Do UOL, em São Paulo

  • Divulgação/Sam Jones/Glamour

    Bono, no centro, posa para a revista ao lado de ativistas e feministas Sue Lowe, Alicia Lowe, A?Driane Nieves, Jane Maynard, Diana Lamon, Mazelle Etessami e Carrie Cohen

    Bono, no centro, posa para a revista ao lado de ativistas e feministas Sue Lowe, Alicia Lowe, A?Driane Nieves, Jane Maynard, Diana Lamon, Mazelle Etessami e Carrie Cohen

O cantor Bono recebeu uma nova distinção esta semana: Ele é o único homem a figurar na lista de Mulheres do Ano, promovida pela revista "Glamour".

A publicação feminina norte-americana anunciou na terça-feira que o líder do U2 e ativista humanitário será o primeiro homem nos 36 anos de existência da receber a honra junto com outras mulheres.

A revista afirmou em seu site que há anos ela evita a inclusão de homens na premiação porque "a tribo que nos interessa celebrar é feminina".

Contudo, "quando uma grande estrela masculina do rock que pode fazer qualquer coisa com a sua vida decide prestar atenção nos direitos das mulheres e meninas em todo mundo – bem, tudo isso vale ser celebrado.
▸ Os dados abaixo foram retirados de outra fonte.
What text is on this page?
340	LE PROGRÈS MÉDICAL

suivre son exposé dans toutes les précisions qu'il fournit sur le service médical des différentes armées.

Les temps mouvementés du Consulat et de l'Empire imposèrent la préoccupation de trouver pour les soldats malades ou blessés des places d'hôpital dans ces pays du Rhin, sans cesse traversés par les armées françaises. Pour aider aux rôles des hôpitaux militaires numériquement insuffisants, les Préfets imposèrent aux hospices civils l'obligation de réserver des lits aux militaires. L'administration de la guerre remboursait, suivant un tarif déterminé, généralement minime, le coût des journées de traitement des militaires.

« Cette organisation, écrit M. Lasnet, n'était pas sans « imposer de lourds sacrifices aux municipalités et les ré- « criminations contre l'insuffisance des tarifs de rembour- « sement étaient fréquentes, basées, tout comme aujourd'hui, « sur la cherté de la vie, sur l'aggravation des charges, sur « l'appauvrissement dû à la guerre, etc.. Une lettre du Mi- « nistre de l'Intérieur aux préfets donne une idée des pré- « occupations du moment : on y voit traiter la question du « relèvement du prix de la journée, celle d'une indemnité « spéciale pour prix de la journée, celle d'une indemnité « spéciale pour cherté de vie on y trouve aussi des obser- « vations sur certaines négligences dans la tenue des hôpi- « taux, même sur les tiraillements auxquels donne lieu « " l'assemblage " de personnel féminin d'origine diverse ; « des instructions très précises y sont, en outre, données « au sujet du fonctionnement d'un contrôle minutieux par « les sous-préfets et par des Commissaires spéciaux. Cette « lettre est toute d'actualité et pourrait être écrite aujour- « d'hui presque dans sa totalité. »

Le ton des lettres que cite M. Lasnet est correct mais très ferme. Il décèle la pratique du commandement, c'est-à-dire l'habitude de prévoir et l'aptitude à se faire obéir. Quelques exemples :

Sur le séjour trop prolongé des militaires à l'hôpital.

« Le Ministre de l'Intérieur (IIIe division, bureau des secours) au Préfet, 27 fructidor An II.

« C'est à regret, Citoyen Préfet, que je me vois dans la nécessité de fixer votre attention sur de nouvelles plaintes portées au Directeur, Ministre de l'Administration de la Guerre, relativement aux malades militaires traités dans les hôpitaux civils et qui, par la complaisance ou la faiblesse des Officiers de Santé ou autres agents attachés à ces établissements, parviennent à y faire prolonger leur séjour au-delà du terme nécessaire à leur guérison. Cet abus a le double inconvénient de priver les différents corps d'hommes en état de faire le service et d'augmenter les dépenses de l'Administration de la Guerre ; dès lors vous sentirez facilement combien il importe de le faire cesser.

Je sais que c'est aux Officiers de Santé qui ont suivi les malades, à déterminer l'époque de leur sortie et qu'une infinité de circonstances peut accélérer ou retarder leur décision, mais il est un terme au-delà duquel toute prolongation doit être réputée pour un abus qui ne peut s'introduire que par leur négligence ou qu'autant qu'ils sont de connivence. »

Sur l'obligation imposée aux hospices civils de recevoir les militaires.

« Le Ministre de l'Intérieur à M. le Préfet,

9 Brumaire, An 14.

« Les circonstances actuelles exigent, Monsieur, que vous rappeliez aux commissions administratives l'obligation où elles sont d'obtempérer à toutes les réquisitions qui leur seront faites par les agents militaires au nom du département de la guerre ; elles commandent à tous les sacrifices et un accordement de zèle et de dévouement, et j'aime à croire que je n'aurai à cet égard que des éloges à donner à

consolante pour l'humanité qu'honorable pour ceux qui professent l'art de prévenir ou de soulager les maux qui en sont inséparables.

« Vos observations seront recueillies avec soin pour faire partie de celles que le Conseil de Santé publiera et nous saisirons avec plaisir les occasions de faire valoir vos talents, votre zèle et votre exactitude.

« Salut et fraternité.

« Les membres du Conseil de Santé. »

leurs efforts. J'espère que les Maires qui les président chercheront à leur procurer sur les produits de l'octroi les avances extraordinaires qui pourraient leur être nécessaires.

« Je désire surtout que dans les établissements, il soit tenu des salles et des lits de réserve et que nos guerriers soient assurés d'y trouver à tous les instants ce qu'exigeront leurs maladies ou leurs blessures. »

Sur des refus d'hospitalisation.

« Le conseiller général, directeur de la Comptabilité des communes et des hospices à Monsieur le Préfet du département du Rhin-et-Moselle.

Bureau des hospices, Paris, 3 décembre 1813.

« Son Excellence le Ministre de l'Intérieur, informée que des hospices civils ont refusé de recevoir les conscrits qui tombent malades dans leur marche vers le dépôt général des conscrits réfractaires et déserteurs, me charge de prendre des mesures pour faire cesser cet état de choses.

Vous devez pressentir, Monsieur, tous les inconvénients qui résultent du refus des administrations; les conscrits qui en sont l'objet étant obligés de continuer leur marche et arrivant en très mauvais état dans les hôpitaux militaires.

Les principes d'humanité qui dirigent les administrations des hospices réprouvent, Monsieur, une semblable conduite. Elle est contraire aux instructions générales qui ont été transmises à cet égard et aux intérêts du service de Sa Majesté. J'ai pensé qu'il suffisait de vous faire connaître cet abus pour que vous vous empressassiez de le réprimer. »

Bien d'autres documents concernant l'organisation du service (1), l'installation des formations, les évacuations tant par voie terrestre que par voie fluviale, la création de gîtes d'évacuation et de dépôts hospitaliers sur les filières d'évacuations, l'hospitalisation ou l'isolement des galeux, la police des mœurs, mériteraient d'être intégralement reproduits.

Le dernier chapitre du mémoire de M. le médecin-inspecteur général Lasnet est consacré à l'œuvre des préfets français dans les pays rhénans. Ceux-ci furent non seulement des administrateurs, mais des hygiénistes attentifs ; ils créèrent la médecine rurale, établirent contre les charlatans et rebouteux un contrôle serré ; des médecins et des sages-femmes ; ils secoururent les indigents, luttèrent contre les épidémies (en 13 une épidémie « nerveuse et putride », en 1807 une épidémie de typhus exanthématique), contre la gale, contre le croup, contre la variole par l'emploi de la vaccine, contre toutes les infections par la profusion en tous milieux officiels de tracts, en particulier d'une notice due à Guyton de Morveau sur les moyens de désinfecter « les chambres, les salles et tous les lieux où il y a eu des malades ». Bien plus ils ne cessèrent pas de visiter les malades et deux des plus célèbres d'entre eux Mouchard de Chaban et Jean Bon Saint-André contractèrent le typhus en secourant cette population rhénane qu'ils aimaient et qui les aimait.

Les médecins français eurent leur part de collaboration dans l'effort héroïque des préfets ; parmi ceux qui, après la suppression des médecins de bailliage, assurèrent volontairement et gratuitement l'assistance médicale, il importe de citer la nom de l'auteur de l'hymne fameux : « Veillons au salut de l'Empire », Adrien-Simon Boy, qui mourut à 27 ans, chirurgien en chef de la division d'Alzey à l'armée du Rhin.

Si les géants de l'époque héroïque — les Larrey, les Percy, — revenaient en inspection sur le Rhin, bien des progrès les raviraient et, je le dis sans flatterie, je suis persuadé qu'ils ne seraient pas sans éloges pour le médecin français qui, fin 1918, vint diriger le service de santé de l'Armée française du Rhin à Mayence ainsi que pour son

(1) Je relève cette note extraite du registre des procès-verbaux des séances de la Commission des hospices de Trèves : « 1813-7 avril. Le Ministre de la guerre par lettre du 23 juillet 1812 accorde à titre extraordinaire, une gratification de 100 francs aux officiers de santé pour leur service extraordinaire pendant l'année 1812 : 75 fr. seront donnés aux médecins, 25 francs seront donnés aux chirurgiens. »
Nós estamos orgulhosos de nomear a estrela do rock Bono o nosso primeiro Homem do Ano", disse a revista.

A cantora Gwen Stefani, a ginasta Simone Biles e a ativista iraniana Nadia Murad também receberam as honrarias, mas, a presença de Bono na lista não foi bem recebida por algumas feministas.

A jornalista Elle Hunt criticou a escolha em sua coluna no jornal britânico "The Guardian: "Ou os ativistas dos direitos dos homens são um grande mercado para revistas, ou eu estou perdendo alguma coisa".

"Defendo que deixemos de conceder esses prêmios e honras arbitrárias e ridículas, especialmente por "conquistas" no feminismo e na igualdade de gênero. Porque estas "vitórias" estão começando a parecer muito mais como perdas", escreveu Hunt.

No Twitter, mulheres também reclamaram do prêmio. "É tão importante que nossas filhas entendam que elas podem crescer para serem como o Bono", ironizou uma usuária.

Bono, de 56 anos, criou em 2015 a campanha "A Pobreza é Sexista" com o objetivo de ajudar as mulheres mais pobres do mundo a ter melhor acesso à educação, a serviços de saúde e a oportunidades de negócios.

A campanha é parte da organização ONE que ele ajudou a fundar em 2004 para combater a pobreza e doenças na África.